I am asking our entire parish to read, study, and inwardly digest, Paul’s letter to the Philippians. Our bible study is on Monday nights at 6:30 pm and Tuesday mornings at 11 am. We are using video from N. T. Wright and the book, Paul for Everyone: The Prison Letters. One of the themes of this letter is to live as a single community. Although many of us are facing immense struggles, Paul says that we can give thanksgiving and celebrate with joy. This week, we will all be reading Phil. 1:1-11. The passage speaks of “koinonia” or partnership. Living in Christ means following a path that brings together all sorts of folks. Paul had this deep love for the people of Philippi, who had become partners in God’s mission with him. They prayed for one another constantly and with one another when they could. At St. John’s we show a radical hospitality to all those who walk through our door or view our services online. Paul tells us that the one who put a good work in us will complete it on the “Day of the Lord.” We are asked to work together and pray together until Jesus returns. We are transformed by the grace of God into an image of Jesus Christ. This passage is a particular challenge because these followers were of different races, worldviews, economic means, and backgrounds. Yet they all agree to follow Christ, who fulfills the promises of the prophets by making the world right one person at a time. The followers are overflowing with the light (love) of Christ that they can now share in a dark world.

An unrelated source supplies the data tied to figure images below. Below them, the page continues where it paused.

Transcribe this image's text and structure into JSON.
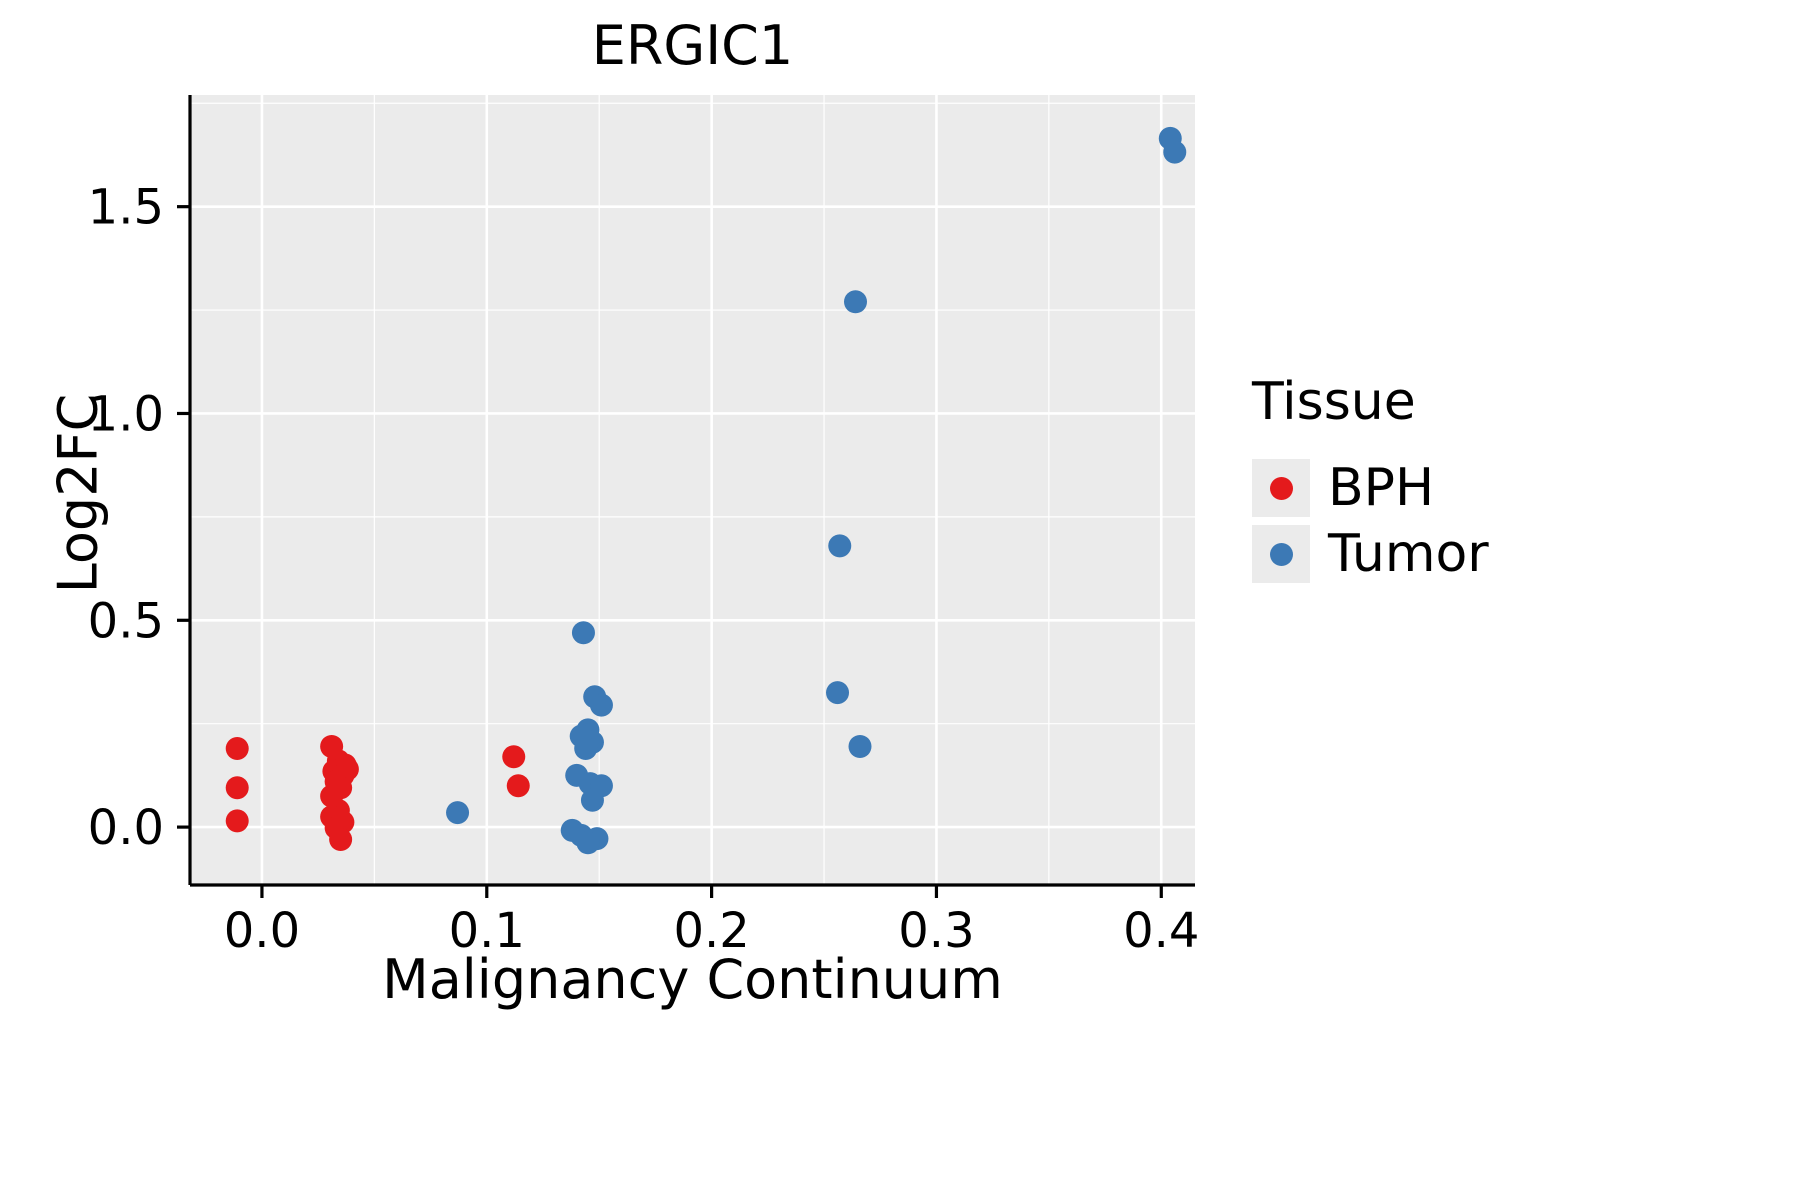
{
  "figure": {
    "background": "#FFFFFF"
  },
  "chart_data": {
    "type": "scatter",
    "title": "ERGIC1",
    "xlabel": "Malignancy Continuum",
    "ylabel": "Log2FC",
    "legend_title": "Tissue",
    "legend_position": "right",
    "grid": true,
    "panel_background": "#EBEBEB",
    "grid_color": "#FFFFFF",
    "axis_color": "#000000",
    "xlim": [
      -0.032,
      0.415
    ],
    "ylim": [
      -0.14,
      1.77
    ],
    "x_ticks": [
      0.0,
      0.1,
      0.2,
      0.3,
      0.4
    ],
    "y_ticks": [
      0.0,
      0.5,
      1.0,
      1.5
    ],
    "x_tick_labels": [
      "0.0",
      "0.1",
      "0.2",
      "0.3",
      "0.4"
    ],
    "y_tick_labels": [
      "0.0",
      "0.5",
      "1.0",
      "1.5"
    ],
    "point_radius_px": 11.5,
    "series": [
      {
        "name": "BPH",
        "color": "#E41A1C",
        "points": [
          [
            -0.011,
            0.19
          ],
          [
            -0.011,
            0.095
          ],
          [
            -0.011,
            0.015
          ],
          [
            0.031,
            0.195
          ],
          [
            0.034,
            0.16
          ],
          [
            0.037,
            0.15
          ],
          [
            0.032,
            0.135
          ],
          [
            0.038,
            0.14
          ],
          [
            0.036,
            0.125
          ],
          [
            0.033,
            0.11
          ],
          [
            0.035,
            0.095
          ],
          [
            0.031,
            0.075
          ],
          [
            0.034,
            0.04
          ],
          [
            0.031,
            0.025
          ],
          [
            0.036,
            0.012
          ],
          [
            0.033,
            -0.002
          ],
          [
            0.035,
            -0.03
          ],
          [
            0.112,
            0.17
          ],
          [
            0.114,
            0.1
          ]
        ]
      },
      {
        "name": "Tumor",
        "color": "#3C79B5",
        "points": [
          [
            0.087,
            0.035
          ],
          [
            0.143,
            0.47
          ],
          [
            0.148,
            0.315
          ],
          [
            0.151,
            0.295
          ],
          [
            0.145,
            0.235
          ],
          [
            0.142,
            0.22
          ],
          [
            0.147,
            0.205
          ],
          [
            0.144,
            0.19
          ],
          [
            0.14,
            0.125
          ],
          [
            0.146,
            0.105
          ],
          [
            0.151,
            0.1
          ],
          [
            0.147,
            0.065
          ],
          [
            0.138,
            -0.008
          ],
          [
            0.142,
            -0.02
          ],
          [
            0.149,
            -0.028
          ],
          [
            0.145,
            -0.038
          ],
          [
            0.264,
            1.27
          ],
          [
            0.257,
            0.68
          ],
          [
            0.256,
            0.325
          ],
          [
            0.266,
            0.195
          ],
          [
            0.404,
            1.665
          ],
          [
            0.406,
            1.632
          ]
        ]
      }
    ]
  }
}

But now thus says the Lord,
he who created you, O Jacob,
he who formed you, O Israel:
Do not fear, for I have redeemed you;
I have called you by name, you are mine.
When you pass through the waters, I will be with you;
and through the rivers, they shall not overwhelm you;
when you walk through fire you shall not be burned,
and the flame shall not consume you.
For I am the Lord your God (Isaiah 43:1-3).
“The Lord shall give strength to his people; the Lord shall give his people the blessing of peace” (Psalm 29:11).
God is with us during all our struggles during this seemingly never-ending pandemic. In the letter to the Philippians, Paul tells his followers that despite their suffering they can receive thanksgivings and joy through the love that they share with one another.